В последнюю из них немцы начали взрывать город. С холма старого монастыря было хорошо видно, как оседали одно за другим и заволакивались пылью крупные здания заводских цехов, кинотеатров и жилых домов на центральных улицах. Группа подрывников прошлась и по улочкам Рабочего Городка — повалила электрические столбы. К каждому из них саперы привязывали по паре толовых шашек, соединяли тонким шнуром и включали ток. Столбы подсекались на высоте опорных рельсов и падали, обрывая проволоку, на дорогу, в палисадники, на крыши домов. Вслед за саперами Костька с Вовкой потянулись на Пушкарскую улицу, от нее до Семинарки столбы шли ровной редкой цепочкой. Было странно видеть, как они — точно живые — под треск взрывов вздрагивали все разом и валились, скошенные, какой куда, качаясь на загудевших жилах проводов.
Старой известью веяло от развалин школы; когда ее разрушили, увидеть не удалось. Валька Гаврутов, заглянувший на минутку, только и успел выдать:
— Капец нашей тринадцатой!..
Он хромал — опять не повезло: в развалинах школы, увидев среди камней раму с большими счетами для первоклассников, хотел добраться до нее и проколол на гвозде ногу. И рама-то была ломаная…

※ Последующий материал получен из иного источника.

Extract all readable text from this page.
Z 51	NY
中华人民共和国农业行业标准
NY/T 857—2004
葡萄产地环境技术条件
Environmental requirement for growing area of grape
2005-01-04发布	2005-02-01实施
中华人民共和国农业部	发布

Валька тут же умотал, а Костька с Вовкой, умолив мать, сбегали-таки за Средние ворота поглядеть на то, что осталось от школы. Среди кирпичного развала тонкими костями скелетов топорщились спинки и сетки покореженных железных коек, которыми немцы заменили в классах парты. Значит, они и койки не стали вывозить, подорвали все как было.
Тягачи-фургоны с солдатами убыли из Рабочего Городка в первые дни далекой канонады, медленно нарастающей, приближающейся к городу с восходной стороны. На улицах и в проулках, в широких дворах зияли опустевшие ямы укрытий с масляными потеками на дне. Ночами артобстрел затихал, прекращались взрывы, город замирал в ожидании новых тревог и потрясений.

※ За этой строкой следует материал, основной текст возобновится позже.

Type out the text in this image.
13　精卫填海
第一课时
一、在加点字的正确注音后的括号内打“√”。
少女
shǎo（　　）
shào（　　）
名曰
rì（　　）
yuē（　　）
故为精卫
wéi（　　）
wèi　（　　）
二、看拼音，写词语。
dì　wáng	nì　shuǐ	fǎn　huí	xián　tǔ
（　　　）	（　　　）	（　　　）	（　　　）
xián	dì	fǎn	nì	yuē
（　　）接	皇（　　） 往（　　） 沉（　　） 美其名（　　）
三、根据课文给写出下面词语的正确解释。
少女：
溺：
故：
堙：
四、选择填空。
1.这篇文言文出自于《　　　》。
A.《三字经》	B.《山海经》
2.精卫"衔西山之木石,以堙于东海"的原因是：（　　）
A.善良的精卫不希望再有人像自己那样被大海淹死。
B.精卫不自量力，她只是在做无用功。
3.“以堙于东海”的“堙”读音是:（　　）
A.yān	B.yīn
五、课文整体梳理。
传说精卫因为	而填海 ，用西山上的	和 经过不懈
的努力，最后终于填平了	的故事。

Личиха, давно переселившаяся к себе, опять неожиданно пришла среди ночи к Савельевым. Достучалась, вызвала Ксению за порог.
— Погляди, что деется!..
За Сергиевской горкой, за темной купой старых лип, как болезненные вздохи, беззвучно вспыхивали низкие зарницы.
— Слышишь? — Личиха отвела с виска платок, повернулась ухом к частым сполохам. — Стрельба какая!..
— Наши…
— Видно, да…
Под скатом сарайной крыши еле различалась Рыжоха, прижимавшая к животу узел.

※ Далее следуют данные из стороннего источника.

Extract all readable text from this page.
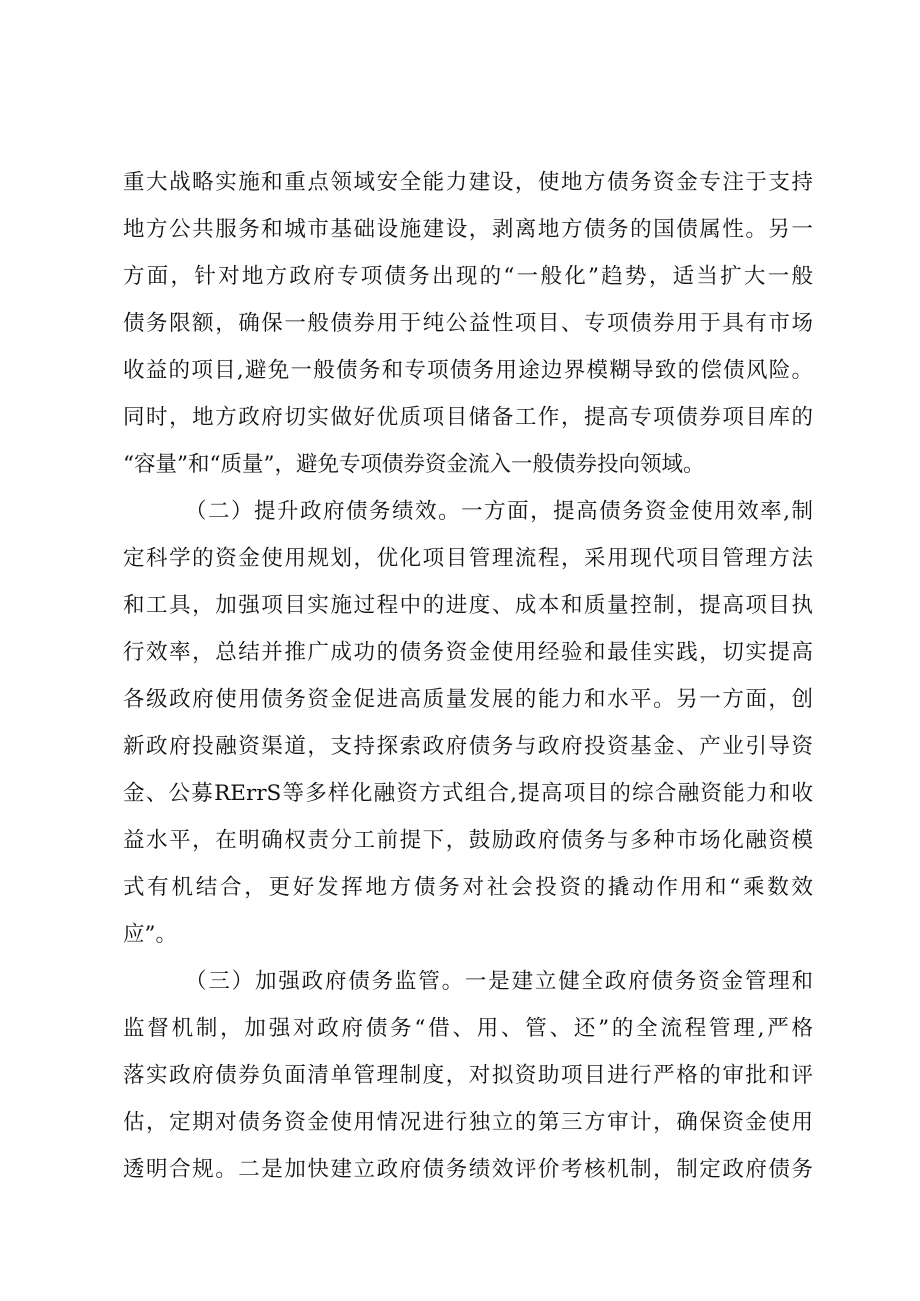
重大战略实施和重点领域安全能力建设，使地方债务资金专注于支持
地方公共服务和城市基础设施建设，剥离地方债务的国债属性。另一
方面，针对地方政府专项债务出现的“一般化”趋势，适当扩大一般
债务限额，确保一般债券用于纯公益性项目、专项债券用于具有市场
收益的项目,避免一般债务和专项债务用途边界模糊导致的偿债风险。
同时，地方政府切实做好优质项目储备工作，提高专项债券项目库的
“容量”和“质量”，避免专项债券资金流入一般债券投向领域。
（二）提升政府债务绩效。一方面，提高债务资金使用效率,制
定科学的资金使用规划，优化项目管理流程，采用现代项目管理方法
和工具，加强项目实施过程中的进度、成本和质量控制，提高项目执
行效率，总结并推广成功的债务资金使用经验和最佳实践，切实提高
各级政府使用债务资金促进高质量发展的能力和水平。另一方面，创
新政府投融资渠道，支持探索政府债务与政府投资基金、产业引导资
金、公募RErrS等多样化融资方式组合,提高项目的综合融资能力和收
益水平，在明确权责分工前提下，鼓励政府债务与多种市场化融资模
式有机结合，更好发挥地方债务对社会投资的撬动作用和“乘数效
应”。
（三）加强政府债务监管。一是建立健全政府债务资金管理和
监督机制，加强对政府债务“借、用、管、还”的全流程管理,严格
落实政府债券负面清单管理制度，对拟资助项目进行严格的审批和评
估，定期对债务资金使用情况进行独立的第三方审计，确保资金使用
透明合规。二是加快建立政府债务绩效评价考核机制，制定政府债务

— Валь, ты? — спросила Ксения, присматриваясь.
— Я.
— А чего прячешься?
— Я не прячусь…
— Боюсь я, — сказала Личиха, поворачиваясь к дочери, — начнут бомбить, завалят нас в хате, и никто узнать не узнает. Пусти к себе в подпол, Ксюша? Поместимся, чай?..
— Да мне что, иди, если хочешь. — Ксения поглядела на затягиваемое тучами небо. — Может, сегодня пронесет… Мы-то все дома пока, в комнатах.
Личиха принесла с собой хлеба, две головки чеснока. По этому случаю подняли ребят, и вскоре кухня, где сгрудились все вокруг стола, наполнилась ядреным духом, исходившим от натертых чесноком корок.
Ксеньины ребята лизали остатки своих истертых долек, отщипывали языком крошки от ломтей — все растягивали радость. Липучая острота жгла губы легким отрадным огоньком.